Today, I got one of those “you have a new hint” messages from Ancestry. I get so many of them that I usually just ignore them. I would probably have ignored this one except that I was a little charmed to know know that my twice-great grandfather on my paternal grandmother’s side* was named after Benjamin Franklin, my favorite Founding Father. But there was this wonderful surprise waiting for me when I opened the link:
Frank was born in Smyth County, Virginia. He died in Keystone, WV. (Keystone is fascinating. An historically Black town, it was home to Matthew Thomas Whittico, the Black journalist who coined the phrase “the Free State of McDowell.”) I have no idea if he moved, or if the place in Virginia where he was born became the place in West Virginia where he died. But it means that through at least one family line, we’ve been West Virginians from pretty near, if not exactly since, the founding of the state. Does that matter to the question of whether or not I can be both Jewish and Appalachian? I’m still not sure. If I were, I’d send this book to the publisher already… but I’m still working that out.

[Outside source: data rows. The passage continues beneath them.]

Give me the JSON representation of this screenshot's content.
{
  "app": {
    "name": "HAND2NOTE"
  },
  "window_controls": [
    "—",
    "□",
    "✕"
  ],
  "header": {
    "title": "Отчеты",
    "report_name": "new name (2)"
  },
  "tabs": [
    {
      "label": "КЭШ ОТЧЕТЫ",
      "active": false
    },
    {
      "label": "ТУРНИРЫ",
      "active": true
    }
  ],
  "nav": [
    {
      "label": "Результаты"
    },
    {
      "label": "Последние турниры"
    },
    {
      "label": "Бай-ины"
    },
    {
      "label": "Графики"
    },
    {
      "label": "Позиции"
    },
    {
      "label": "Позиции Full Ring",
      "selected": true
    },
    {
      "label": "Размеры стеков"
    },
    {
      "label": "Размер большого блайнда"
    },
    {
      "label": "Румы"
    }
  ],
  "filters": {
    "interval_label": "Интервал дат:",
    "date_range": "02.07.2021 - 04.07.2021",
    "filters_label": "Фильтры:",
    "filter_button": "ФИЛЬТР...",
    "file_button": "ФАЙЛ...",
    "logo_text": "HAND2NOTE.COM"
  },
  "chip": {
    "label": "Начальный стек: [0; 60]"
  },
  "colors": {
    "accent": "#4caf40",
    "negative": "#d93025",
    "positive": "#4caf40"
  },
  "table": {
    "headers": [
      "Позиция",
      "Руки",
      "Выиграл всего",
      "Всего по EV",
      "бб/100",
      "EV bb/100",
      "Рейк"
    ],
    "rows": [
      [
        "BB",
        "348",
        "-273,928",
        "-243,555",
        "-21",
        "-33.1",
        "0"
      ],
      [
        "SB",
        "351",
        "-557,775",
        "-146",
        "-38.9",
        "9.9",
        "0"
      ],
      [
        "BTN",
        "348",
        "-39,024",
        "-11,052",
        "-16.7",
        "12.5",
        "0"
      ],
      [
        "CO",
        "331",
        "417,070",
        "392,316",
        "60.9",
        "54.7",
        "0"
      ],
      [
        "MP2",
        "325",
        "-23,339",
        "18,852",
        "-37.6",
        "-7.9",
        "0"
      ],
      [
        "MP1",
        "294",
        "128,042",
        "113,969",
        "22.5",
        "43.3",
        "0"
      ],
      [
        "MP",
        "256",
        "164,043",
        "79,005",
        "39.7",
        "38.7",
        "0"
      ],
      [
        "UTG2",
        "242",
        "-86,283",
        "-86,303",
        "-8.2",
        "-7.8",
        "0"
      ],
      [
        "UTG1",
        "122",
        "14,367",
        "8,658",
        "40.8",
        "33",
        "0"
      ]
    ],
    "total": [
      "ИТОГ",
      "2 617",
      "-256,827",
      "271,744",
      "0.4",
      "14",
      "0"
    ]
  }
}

I think Bonnie, his granddaughter, would have said it didn’t. She was a very narrow woman who was always angry my father had married a Jewish woman. But does it matter what she would have said? That I have figured out: it doesn’t. But it is strange to me that the most bigoted people in my family were descended from a Union soldier named after Benjamin Franklin who lived in a mostly-Black town with a history of being radically anti-racist. What important parts of our history are lost by the flattening of who counts as an Appalachian when we let other people tell us that we are supposed to be poor descendants of Scotch-Irish settlers when so many of us are not? (Though, through Bonnie, I guess I am in part.) The Polan brothers helped open up parts of West Virginia that couldn’t have survived without the goods the pack peddlers brought. Frank fought on the side of the Union that secured the future of our nation. Sure is starting to seem to me that my claim, then, to being truly West Virginian is unassailable… but does that make me Appalachian?
*Am I doing this write, people who write about family? Is "Twice great grandfather on my paternal grandmother's side" really the way to say this? It seems awkward and wordy.
I say yes, you are an Appalachian Jew. And my opinion counts, since I am your mama.